Dette africaine : la rencontre du FMI et la Banque mondiale accouche d’une souris
Le Fonds monétaire international (FMI) et la Banque mondiale (BM) font la sourde oreille face à l’Afrique et sa demande de révision de sa dette
Les pays africains les plus pauvres et vulnérables demandent une annulation de leurs dettes lors de ce grand rendez-vous à Marrakech. Mais sans succès.
On note peu d’avancées concrètes pour les pays d’Afrique lors des réunions annuelles du FMI et de la BM, qui se tiennent depuis le 9 octobre 2023 Marrakech, au Maroc.
Ces réunions hautement symboliques du FMI et de la Banque mondiale sont les premières à être organisées sur le continent depuis 50 ans. Autant dire qu’il était nécessaire pour les organisateurs de rappeler que l’Afrique était bien au centre des préoccupations.
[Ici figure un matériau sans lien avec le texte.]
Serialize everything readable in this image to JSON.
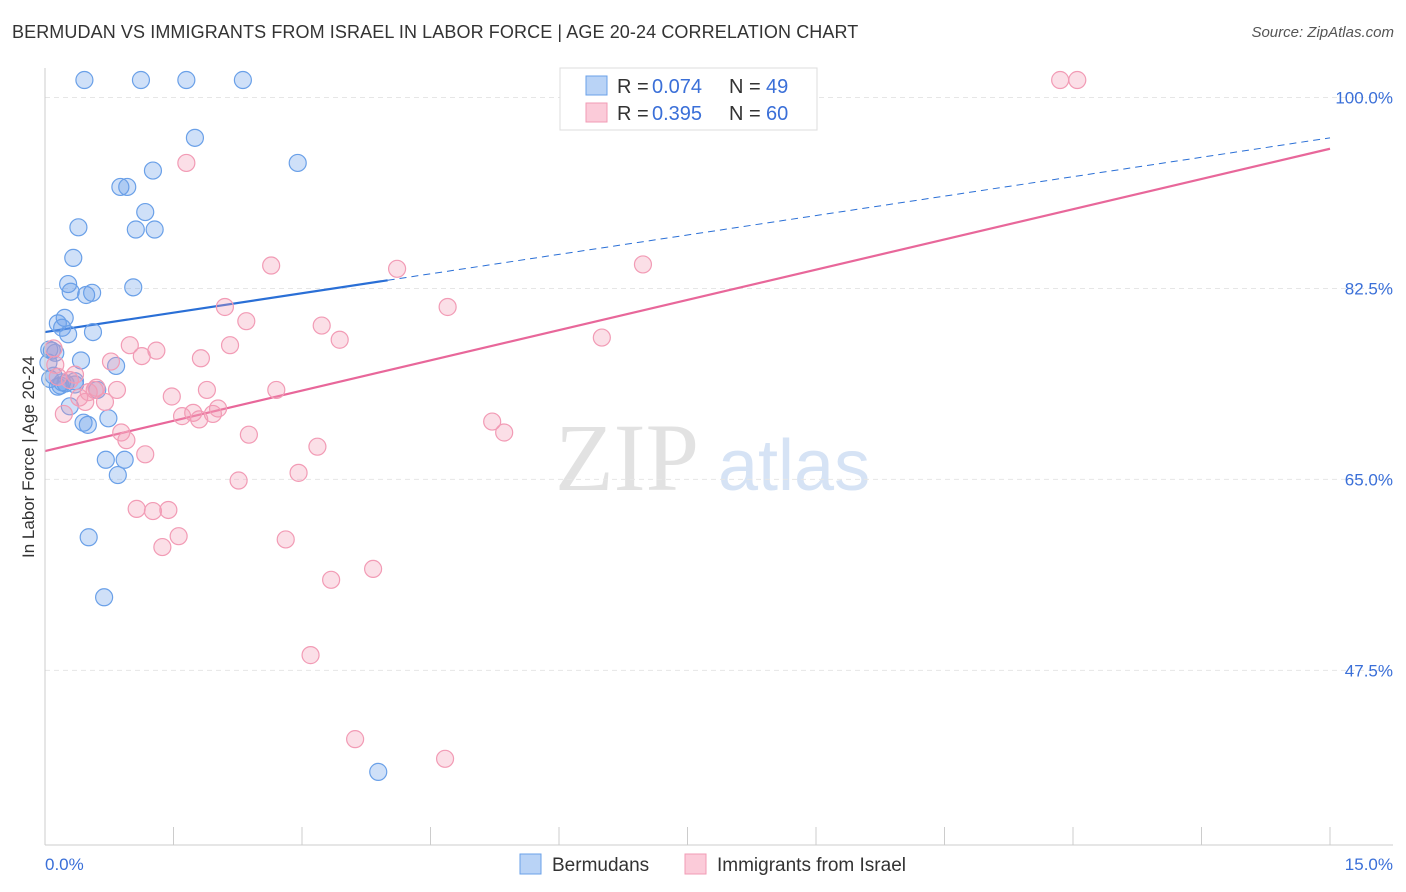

Dès ses premières prises de parole, la directrice générale du FMI, Kristalina Georgieva, a répété l’importance qu’elle donnait à l’Afrique dans le développement de l’économie mondiale à l’avenir: «un XXIe siècle prospère nécessite une Afrique prospère».
Dès lors, il importait aux institutions internationales d’apporter des garanties au continent africain, de lui montrer qu’elles sont à l’écoute et n’oublient pas leurs préoccupations majeures : pauvreté et crise humanitaire liée au climat.
Une situation qui a poussé durant la semaine les pays en développement, regroupés au sein du G24 à demander «annulation de la dette des pays les plus vulnérables et les plus pauvres dont la majeure partie de la dette est due aux banques multilatérales de développement et au FMI», par la voix de son président, le ministère de l’Economie ivoirien Adama Coulibaly.
Pas d’actions concrètes
Les membres du FMI ont ainsi annoncé le 14 octobre 2023 créer un 25e siège au conseil d’admninistration, et en faire le 3e pour l’Afrique subsaharienne, une mesure qui deviendra effective dans un an, rejoignant la BM qui en a fait de même dès 2024.
Mais les actions concrètes manquent encore, et en particulier sur la question de l’endettement, alors que plus d’une vingtaine de pays sont confrontés ou tout près de basculer dans une crise de la dette. Dans certains pays de la région, le service de la dette représente plus de 40% du budget de l’Etat, un niveau intenable alors que les défis les plus élémentaires, comme assurer un accès à l’eau potable et l’énergie, nécessitent d’importants investissements.
«Si vous combinez ce que l’on dépense en salaires pour nos agents publics et le service de cette dette, cela représente plus de 90% des taxes collectées», expliquait ainsi jeudi le ministre des Finances zambien, Situmbeko Musokotwane, alors que son pays tente de finaliser un protocole d’accord avec ses créanciers bilatéraux pour restructurer sa dette.
Urgence à géographie variable
Plus encore, les Etats africains ont parfois le sentiment que les ressources se libèrent plus facilement dans certains cas, à l’image de l’Ukraine, qui a disposé de près de 20 milliards de dollars de la part de la BM depuis le début de l’invasion russe. Le FMI de son côté, a signé avec le gouvernement ukrainien fin mars un plan d’aide de 15,6 milliards de dollars, dans le cadre d’un plan plus large, impliquant notamment les pays du G7 et l’Union européenne (UE), pour un montant total de 115 milliards de dollars.
«Tout le monde admet qu’il est important d’aider financièrement l’Ukraine mais dans certains pays, il y a le sentiment que l’urgence est tout aussi importante chez eux sans qu’elle ne soit prise en compte de la même manière», a déclaré le représentant d’un pays africain, présent aux réunions.
En attendant, l’Afrique continue de connaître une situation économique difficile. Début octobre, la BM alertait sur le risque d’une «décennie perdue» pour le continent, alors que la croissance du PIB par habitant devrait être quasiment stable entre 2015 et 2025.
Le rapport régional pour l’Afrique subsaharienne du FMI, publié le 13 octobre dernier, pointe lui une croissance d’à peine plus de 3% (3,3%) en 2023, pour la deuxième année consécutive, avant de remonter à 4% en 2024, alors que l’inflation reste supérieure à 10% dans une quinzaine de pays africains.